Er steckte tief drin im braunen Sumpf, zog mit seinen rechtsextremen Kameraden von Fest zu Fest und suchte Streit. Aus nichtigem Anlass flogen die Fäuste gegen zufällig ausgewählte Opfer. «Ich wollte mich vor den Leuten aus dieser Szene beweisen», sagte der heute 25-jährige Landwirt gestern vor dem Kriminalgericht.

 

Schlägerei an Dorffest

Zuletzt suchten sie im April 2009 ein Dorffest in Roggliswil heim. Es floss reichlich Bier und Wein. Als der damals 23-jährige Mann auf die Toilette wollte, eskalierte die Lage. Weil ein damals 17-jähriger Realschüler gleichzeitig die Toilette verlassen wollte, liess sich die Türe nicht vollständig öffnen. Der Angeklagte provozierte den korpulenten, körperlich unterlegenen Jugendlichen mit einer Bemerkung zu seinem Bauch. Als dieser etwas erwiderte, schlug ihm der Angeklagte eine Faust ins Gesicht, würgte ihn und verabschiedete sich mit einem zweiten Faustschlag. Später verfolgte er sein Opfer im Festgelände und zog ihm hinterrücks eine Bierflasche über den Kopf. Während der benommene Jugendliche von der Sanität versorgt wurde, pöbelten die Rechtsextremen weiter, bis sie von den Sicherheitsangestellten vom Areal verwiesen wurden. Beim Verlassen des Gebäudes ereignete sich der nächste Zwischenfall: Unvermittelt packte der Angeklagte auf der Treppe einen vorbeigehenden Festbesucher und warf ihn mehrere Stufen hinunter. Dieser landete auf einem Zwischengeschoss.

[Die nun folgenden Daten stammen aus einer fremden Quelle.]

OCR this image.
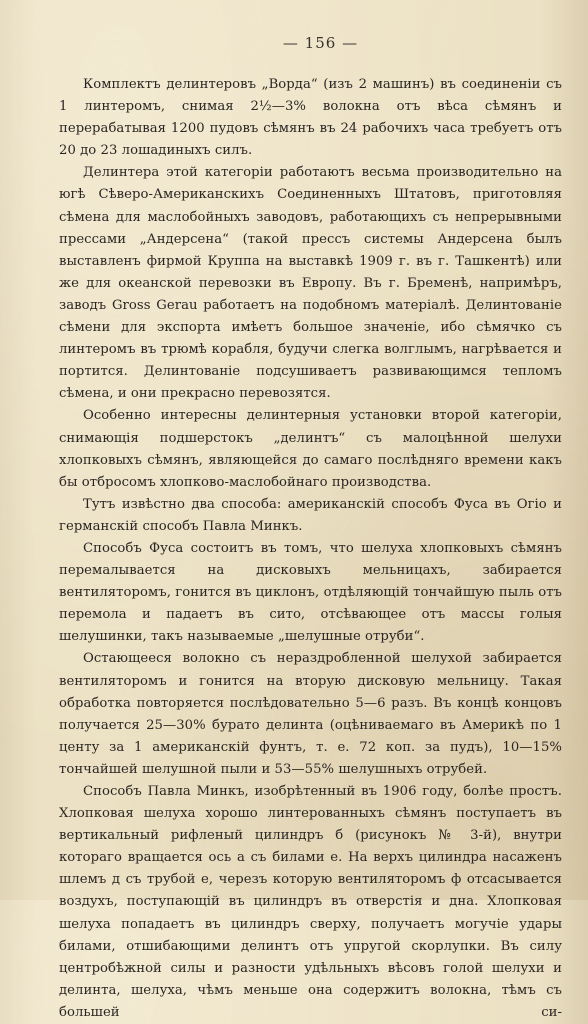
— 156 —

Комплектъ делинтеровъ „Ворда“ (изъ 2 машинъ) въ соединеніи съ 1 линтеромъ, снимая 2½—3% волокна отъ вѣса сѣмянъ и перерабатывая 1200 пудовъ сѣмянъ въ 24 рабочихъ часа требуетъ отъ 20 до 23 лошадиныхъ силъ.

Делинтера этой категоріи работаютъ весьма производительно на югѣ Сѣверо-Американскихъ Соединенныхъ Штатовъ, приготовляя сѣмена для маслобойныхъ заводовъ, работающихъ съ непрерывными прессами „Андерсена“ (такой прессъ системы Андерсена былъ выставленъ фирмой Круппа на выставкѣ 1909 г. въ г. Ташкентѣ) или же для океанской перевозки въ Европу. Въ г. Бременѣ, напримѣръ, заводъ Gross Gerau работаетъ на подобномъ матеріалѣ. Делинтованіе сѣмени для экспорта имѣетъ большое значеніе, ибо сѣмячко съ линтеромъ въ трюмѣ корабля, будучи слегка волглымъ, нагрѣвается и портится. Делинтованіе подсушиваетъ развивающимся тепломъ сѣмена, и они прекрасно перевозятся.

Особенно интересны делинтерныя установки второй категоріи, снимающія подшерстокъ „делинтъ“ съ малоцѣнной шелухи хлопковыхъ сѣмянъ, являющейся до самаго послѣдняго времени какъ бы отбросомъ хлопково-маслобойнаго производства.

Тутъ извѣстно два способа: американскій способъ Фуса въ Огіо и германскій способъ Павла Минкъ.

Способъ Фуса состоитъ въ томъ, что шелуха хлопковыхъ сѣмянъ перемалывается на дисковыхъ мельницахъ, забирается вентиляторомъ, гонится въ циклонъ, отдѣляющій тончайшую пыль отъ перемола и падаетъ въ сито, отсѣвающее отъ массы голыя шелушинки, такъ называемые „шелушные отруби“.

Остающееся волокно съ нераздробленной шелухой забирается вентиляторомъ и гонится на вторую дисковую мельницу. Такая обработка повторяется послѣдовательно 5—6 разъ. Въ концѣ концовъ получается 25—30% бурато делинта (оцѣниваемаго въ Америкѣ по 1 центу за 1 американскій фунтъ, т. е. 72 коп. за пудъ), 10—15% тончайшей шелушной пыли и 53—55% шелушныхъ отрубей.

Способъ Павла Минкъ, изобрѣтенный въ 1906 году, болѣе простъ. Хлопковая шелуха хорошо линтерованныхъ сѣмянъ поступаетъ въ вертикальный рифленый цилиндръ б (рисунокъ № 3-й), внутри котораго вращается ось а съ билами е. На верхъ цилиндра насаженъ шлемъ д съ трубой е, черезъ которую вентиляторомъ ф отсасывается воздухъ, поступающій въ цилиндръ въ отверстія и дна. Хлопковая шелуха попадаетъ въ цилиндръ сверху, получаетъ могучіе удары билами, отшибающими делинтъ отъ упругой скорлупки. Въ силу центробѣжной силы и разности удѣльныхъ вѣсовъ голой шелухи и делинта, шелуха, чѣмъ меньше она содержитъ волокна, тѣмъ съ большей си-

Der Kollege des Angeklagten, den die Staatsanwaltschaft als Rädelsführer ausgemacht hat, trat das bereits bewusstlose Opfer mit seinen stahlkappenverstärkten Kampfstiefeln gegen den Kopf.

Erst geflüchtet, dann gestellt

Weil der Rädelsführer ein Jahr nach der Tat bei einem Autounfall verstarb, kam es in seinem Fall nicht mehr zu einer Gerichtsverhandlung.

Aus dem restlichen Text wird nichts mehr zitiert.